Palestinian rights and historical dispossession
The central figures of the narrative are Palestinian families who owned their land before 1948 and then had it confiscated. Such a background is important because it demonstrates how the land on which the embassy will be constructed is not just “vacant land.” In other words, the plot is more complex than what the official rhetoric suggests. From the Palestinian perspective, such stories are not an exception but rather the rule. In fact, such narratives demonstrate the pattern through which land is stripped of its Palestinian ownership and ownership and used for the purposes of the state and then is introduced internationally as legitimate city development or the land of the state.
Political symbolism of $1
The nominal price of $1 is not a minor detail. It is a political symbol. In ordinary legal and commercial terms, land worth diplomatic significance would never be transferred for such an amount unless the real purpose were not financial but political. That is why critics see the price as proof that the arrangement is not about fairness, compensation, or market logic.
The one-dollar lease effectively signals that the U.S. is not paying for land in the conventional sense. It is accepting a political gift—or, from the critical perspective, accepting the benefits of confiscation at a token cost. That symbolism deepens the argument that the arrangement is both morally troubling and legally suspect.
Broader international message
The agreement is sending out a wider signal from Jerusalem. If seized land is turned into an American embassy, then other countries will think that occupation gives diplomatic ground. This will weaken the idea that land gained by force is not something that should be rewarded. Also, the message will send out a negative one about international law. If big countries are able to blur the lines between legal property and occupied land, then international law becomes selective. Weak countries and the people living under occupation have to accept the law while strong powers are able to change it using politics.
What critics are really saying
The criticism is not merely that the deal is controversial. It is that the deal is structurally unjust.

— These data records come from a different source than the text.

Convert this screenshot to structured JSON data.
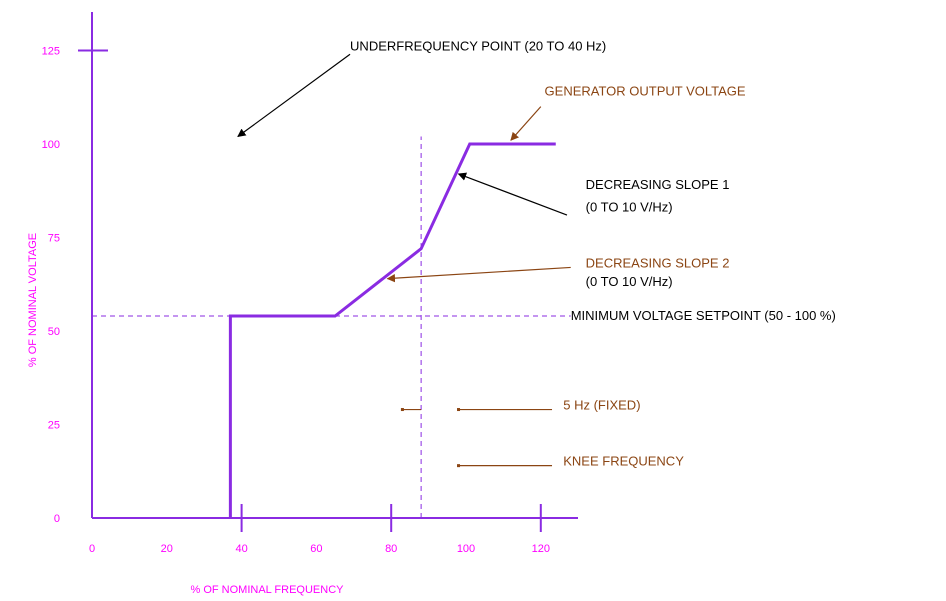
{
  "chart_data": {
    "type": "line",
    "xlabel": "% OF NOMINAL FREQUENCY",
    "ylabel": "% OF NOMINAL VOLTAGE",
    "xlim": [
      0,
      130
    ],
    "ylim": [
      0,
      125
    ],
    "xticks": [
      {
        "value": 0,
        "label": "0"
      },
      {
        "value": 20,
        "label": "20"
      },
      {
        "value": 40,
        "label": "40"
      },
      {
        "value": 60,
        "label": "60"
      },
      {
        "value": 80,
        "label": "80"
      },
      {
        "value": 100,
        "label": "100"
      },
      {
        "value": 120,
        "label": "120"
      }
    ],
    "yticks": [
      {
        "value": 0,
        "label": "0"
      },
      {
        "value": 25,
        "label": "25"
      },
      {
        "value": 50,
        "label": "50"
      },
      {
        "value": 75,
        "label": "75"
      },
      {
        "value": 100,
        "label": "100"
      },
      {
        "value": 125,
        "label": "125"
      }
    ],
    "tick_marks_x": [
      40,
      80,
      120
    ],
    "tick_marks_y": [
      125
    ],
    "series": [
      {
        "x": [
          37,
          37,
          65,
          88,
          101,
          124
        ],
        "y": [
          0,
          54,
          54,
          72,
          100,
          100
        ],
        "color": "#8a2be2"
      }
    ],
    "reference_lines": [
      {
        "orientation": "horizontal",
        "value": 54,
        "from": 0,
        "to": 128,
        "color": "#8a2be2",
        "style": "dashed"
      },
      {
        "orientation": "vertical",
        "value": 88,
        "from": 0,
        "to": 102,
        "color": "#8a2be2",
        "style": "dashed"
      }
    ],
    "annotations": [
      {
        "text": "UNDERFREQUENCY POINT (20 TO 40 Hz)",
        "color": "#000000",
        "text_at": [
          69,
          125
        ],
        "arrow_from": [
          69,
          124
        ],
        "arrow_to": [
          39,
          102
        ],
        "anchor": "start"
      },
      {
        "text": "GENERATOR OUTPUT VOLTAGE",
        "color": "#8b4513",
        "text_at": [
          121,
          113
        ],
        "arrow_from": [
          120,
          110
        ],
        "arrow_to": [
          112,
          101
        ],
        "anchor": "start"
      },
      {
        "text": "DECREASING SLOPE 1",
        "color": "#000000",
        "text_at": [
          132,
          88
        ],
        "arrow_from": [
          127,
          81
        ],
        "arrow_to": [
          98,
          92
        ],
        "anchor": "start"
      },
      {
        "text": "(0 TO 10 V/Hz)",
        "color": "#000000",
        "text_at": [
          132,
          82
        ],
        "anchor": "start"
      },
      {
        "text": "DECREASING SLOPE 2",
        "color": "#8b4513",
        "text_at": [
          132,
          67
        ],
        "arrow_from": [
          128,
          67
        ],
        "arrow_to": [
          79,
          64
        ],
        "anchor": "start"
      },
      {
        "text": "(0 TO 10 V/Hz)",
        "color": "#000000",
        "text_at": [
          132,
          62
        ],
        "anchor": "start"
      },
      {
        "text": "MINIMUM VOLTAGE SETPOINT (50 - 100 %)",
        "color": "#000000",
        "text_at": [
          128,
          53
        ],
        "anchor": "start"
      },
      {
        "text": "5 Hz (FIXED)",
        "color": "#8b4513",
        "text_at": [
          126,
          29
        ],
        "anchor": "start"
      },
      {
        "text": "KNEE FREQUENCY",
        "color": "#8b4513",
        "text_at": [
          126,
          14
        ],
        "anchor": "start"
      }
    ],
    "dimension_marks": [
      {
        "y": 29,
        "from": 83,
        "to": 88,
        "color": "#8b4513"
      },
      {
        "y": 29,
        "from": 98,
        "to": 123,
        "color": "#8b4513"
      },
      {
        "y": 14,
        "from": 98,
        "to": 123,
        "color": "#8b4513"
      }
    ]
  }
}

It involves an occupying power’s control over Palestinian land, the use of that land by a foreign government, and the apparent disregard of international legal protections that are supposed to guard against exactly this kind of outcome.
Critics also argue that the U.S. is compromising its own claims to neutrality. By building on land alleged to be confiscated from Palestinians, Washington appears to side with the occupying power rather than with law, history, or human rights. That choice weakens American credibility in any future role as mediator.
The acquisition of this embassy land must be seen as a political and legal dispute rather than a standard administrative transaction. The claim that the transaction was conducted in the form of a 99-year lease at one dollar, on land said to have been illegally appropriated from Palestinian territory, effectively embeds the United States in an even larger framework of occupation, dispossession, and competing claims to sovereign authority. For this reason, this transaction is rightly condemned as illegal, unfair, and highly symbolic of how power prevails over principle. The international order means nothing if the UN Charter, the Geneva Convention, and the general principle of prohibiting acquisition of land by force are optional.